Exact same here; not that I was expecting otherwise, but publishing on HN was a personal milestone.

Seeing the flood of low ambition projects led me to think about the issue. I was wondering if we needed a kind of "proof of work" to help sort the entries. For instance counting a project number of contributors, number of commits, age of the project... Not that any of those metrics are good indicators or are hard to game, of course, but that could help triage good faith attempts from shallow LLM vomit.

For the record, nobody's denying how useful LLMs are, but let's also acknowledge that they excel at things that have a lot of prior art, so by definition not really a good fit for show HN any more (in the past it may have been; But what was interresting in vibe coding has never been the end result but that it was possible at all, like a dancing bear.)

raincole|1 month ago

> twice

Right here. The problem is right here.

Unfortunately, the internet is a race to the bottom. You need to hustle (euphemism for "shamelessly spam") for attention.

ls65536|1 month ago

But if everyone follows this advice, then everything just gets overwhelmed by "hustlers" (and their "shameless spam"), and collectively we're now all worse off because of it. It just turns into yet another tragedy of the commons situation.

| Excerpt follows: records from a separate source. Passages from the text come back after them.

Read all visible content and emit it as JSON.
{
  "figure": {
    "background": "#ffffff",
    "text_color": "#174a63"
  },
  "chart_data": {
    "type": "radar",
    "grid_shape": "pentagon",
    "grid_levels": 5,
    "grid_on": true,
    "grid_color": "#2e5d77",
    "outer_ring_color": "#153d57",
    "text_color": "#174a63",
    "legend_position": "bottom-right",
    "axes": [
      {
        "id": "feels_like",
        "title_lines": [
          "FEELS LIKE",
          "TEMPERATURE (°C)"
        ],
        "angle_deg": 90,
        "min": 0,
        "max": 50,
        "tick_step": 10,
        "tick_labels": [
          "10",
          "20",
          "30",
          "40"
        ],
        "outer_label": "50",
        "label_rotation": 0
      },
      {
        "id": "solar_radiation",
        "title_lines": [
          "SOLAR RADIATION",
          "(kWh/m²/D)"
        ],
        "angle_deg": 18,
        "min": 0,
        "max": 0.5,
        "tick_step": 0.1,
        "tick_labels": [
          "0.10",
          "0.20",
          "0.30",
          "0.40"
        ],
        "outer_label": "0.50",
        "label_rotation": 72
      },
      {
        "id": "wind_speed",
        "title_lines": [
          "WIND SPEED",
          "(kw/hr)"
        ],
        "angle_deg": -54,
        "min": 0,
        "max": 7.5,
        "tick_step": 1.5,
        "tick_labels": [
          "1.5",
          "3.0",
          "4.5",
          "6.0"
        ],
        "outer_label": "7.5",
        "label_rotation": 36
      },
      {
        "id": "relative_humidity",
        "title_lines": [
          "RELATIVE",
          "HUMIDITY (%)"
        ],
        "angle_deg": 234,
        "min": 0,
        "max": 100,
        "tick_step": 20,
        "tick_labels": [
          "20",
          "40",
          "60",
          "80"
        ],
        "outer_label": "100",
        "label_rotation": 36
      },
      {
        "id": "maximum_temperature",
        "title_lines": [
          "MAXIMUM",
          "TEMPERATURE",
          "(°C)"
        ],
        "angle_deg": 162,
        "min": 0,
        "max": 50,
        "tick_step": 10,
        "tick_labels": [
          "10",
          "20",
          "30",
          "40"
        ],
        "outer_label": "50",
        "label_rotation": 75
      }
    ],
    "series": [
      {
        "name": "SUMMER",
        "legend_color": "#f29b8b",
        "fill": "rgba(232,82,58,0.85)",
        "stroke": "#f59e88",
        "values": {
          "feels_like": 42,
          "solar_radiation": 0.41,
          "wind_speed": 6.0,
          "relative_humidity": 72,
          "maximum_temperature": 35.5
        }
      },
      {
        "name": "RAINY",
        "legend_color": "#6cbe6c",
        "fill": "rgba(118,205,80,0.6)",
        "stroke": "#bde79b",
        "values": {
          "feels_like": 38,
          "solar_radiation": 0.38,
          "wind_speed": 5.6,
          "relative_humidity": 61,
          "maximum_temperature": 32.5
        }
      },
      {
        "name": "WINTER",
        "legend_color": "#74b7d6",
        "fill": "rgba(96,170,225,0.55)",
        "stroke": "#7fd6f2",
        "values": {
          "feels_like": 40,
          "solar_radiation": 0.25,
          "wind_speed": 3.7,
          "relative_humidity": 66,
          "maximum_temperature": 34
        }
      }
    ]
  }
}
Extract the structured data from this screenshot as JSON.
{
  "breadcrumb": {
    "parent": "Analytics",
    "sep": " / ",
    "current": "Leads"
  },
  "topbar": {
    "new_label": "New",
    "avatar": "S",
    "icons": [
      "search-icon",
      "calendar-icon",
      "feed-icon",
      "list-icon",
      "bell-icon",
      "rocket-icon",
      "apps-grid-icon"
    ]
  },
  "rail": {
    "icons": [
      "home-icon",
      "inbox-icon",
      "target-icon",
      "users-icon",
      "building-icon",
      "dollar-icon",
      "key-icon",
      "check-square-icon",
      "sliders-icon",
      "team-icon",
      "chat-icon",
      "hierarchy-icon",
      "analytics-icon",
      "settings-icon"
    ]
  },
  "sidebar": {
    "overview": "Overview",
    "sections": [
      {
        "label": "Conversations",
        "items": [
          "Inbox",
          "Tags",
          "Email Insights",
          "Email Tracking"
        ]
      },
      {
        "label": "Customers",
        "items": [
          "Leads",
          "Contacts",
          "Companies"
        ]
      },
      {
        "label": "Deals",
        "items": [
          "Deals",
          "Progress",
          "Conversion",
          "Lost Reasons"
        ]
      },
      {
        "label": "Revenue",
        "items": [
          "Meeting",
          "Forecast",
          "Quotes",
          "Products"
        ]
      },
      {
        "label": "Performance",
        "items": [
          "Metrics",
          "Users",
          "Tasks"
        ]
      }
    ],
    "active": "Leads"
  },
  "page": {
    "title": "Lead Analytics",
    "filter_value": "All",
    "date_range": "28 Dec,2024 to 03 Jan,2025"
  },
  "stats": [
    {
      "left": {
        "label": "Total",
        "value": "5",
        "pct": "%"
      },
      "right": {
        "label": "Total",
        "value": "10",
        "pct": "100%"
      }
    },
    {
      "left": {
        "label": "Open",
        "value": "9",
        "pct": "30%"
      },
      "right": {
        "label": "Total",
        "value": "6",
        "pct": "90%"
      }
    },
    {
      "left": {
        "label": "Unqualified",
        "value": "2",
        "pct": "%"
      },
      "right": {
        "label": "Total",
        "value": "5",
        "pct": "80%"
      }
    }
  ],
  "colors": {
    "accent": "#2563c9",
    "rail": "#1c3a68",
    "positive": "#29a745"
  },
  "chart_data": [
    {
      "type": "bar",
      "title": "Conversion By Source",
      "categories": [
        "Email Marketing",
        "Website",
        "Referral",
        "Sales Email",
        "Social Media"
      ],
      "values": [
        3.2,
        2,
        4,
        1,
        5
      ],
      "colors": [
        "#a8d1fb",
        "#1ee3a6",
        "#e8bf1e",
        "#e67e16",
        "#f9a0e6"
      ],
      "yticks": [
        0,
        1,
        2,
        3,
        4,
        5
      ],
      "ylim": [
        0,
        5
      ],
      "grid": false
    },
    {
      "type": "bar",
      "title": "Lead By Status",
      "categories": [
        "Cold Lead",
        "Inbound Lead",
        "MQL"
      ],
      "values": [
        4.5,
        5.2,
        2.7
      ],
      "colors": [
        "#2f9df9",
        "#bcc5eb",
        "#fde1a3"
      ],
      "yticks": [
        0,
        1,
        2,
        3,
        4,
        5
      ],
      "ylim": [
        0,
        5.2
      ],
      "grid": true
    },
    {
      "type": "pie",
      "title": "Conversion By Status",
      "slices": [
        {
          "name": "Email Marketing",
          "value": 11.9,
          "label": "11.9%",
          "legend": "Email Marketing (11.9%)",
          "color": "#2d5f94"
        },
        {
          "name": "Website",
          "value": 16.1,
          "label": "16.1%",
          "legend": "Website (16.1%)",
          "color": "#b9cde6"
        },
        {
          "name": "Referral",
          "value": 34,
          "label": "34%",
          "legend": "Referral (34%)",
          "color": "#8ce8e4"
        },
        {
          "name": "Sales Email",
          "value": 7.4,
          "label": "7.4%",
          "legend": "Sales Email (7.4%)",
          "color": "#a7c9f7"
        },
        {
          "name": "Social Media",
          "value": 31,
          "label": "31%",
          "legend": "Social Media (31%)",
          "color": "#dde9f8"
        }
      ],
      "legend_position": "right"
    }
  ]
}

I say this as someone who received a lot of great feedback and had some interesting interactions after posting about a project of mine using "Show HN" a few years ago. I didn't need to spam anything to get the attention, but I admit maybe I just got very lucky, or maybe there were just fewer posts to "compete" with at the time (this was before the recent write-everything-with-AI-and-launch-it-out-there craze).

Finally, I'm not making any moral judgments here, and if someone feels they need to do this to get the attention they want, then who am I to tell you otherwise. But we should be aware of what we're giving up when we overall tend to behave in such a way, even if it's the inevitable outcome.

croisillon|1 month ago

i looked at the Snapalabra webapp and... i don't even know where to start commenting on it: as someone who started vibecoding, i see how the UX, images, translations, everything feels like when the slop gets horribly wrong ; of course i could read explanations in the about section but it's a 404

why even post that?

detectivestory|1 month ago

thanks for having a look... Did you look at the actual app or just the landing page? You ask why would I post it even though it is not perfect. Well, I personally find it useful (thats why I made it). It helps me with bridging the gap between comprehension and expression. And I am curious to see if others also find it useful. I am in contact with professional translators etc but that is probably not something I would be wise to invest too heavily in if the idea itself is not interesting to other people.

shevy-java|1 month ago

> nevermind responding with a comment

Not disagreeing on that, but often this can be explained when someone lacks time. For some articles I can only skim over the top some comments; articles with like +30 comments I can barely read all and the article, so I focus just on the first page or so.

> using AI that people are fatigued from it

I think some accounts here are actually AI accounts. I have no data to prove this, but just the voting situation is very, very odd; I didn't notice this on reddit back when I used it, before retiring due to crazy moderators.

b40d-48b2-979e|1 month ago

    I didn't notice this on reddit back when I used it
It was ever present. I'm afraid there is no solution to botting without excluding most of the Internet from a given website. HN has an even lower entry to barrier by not requiring an email as well.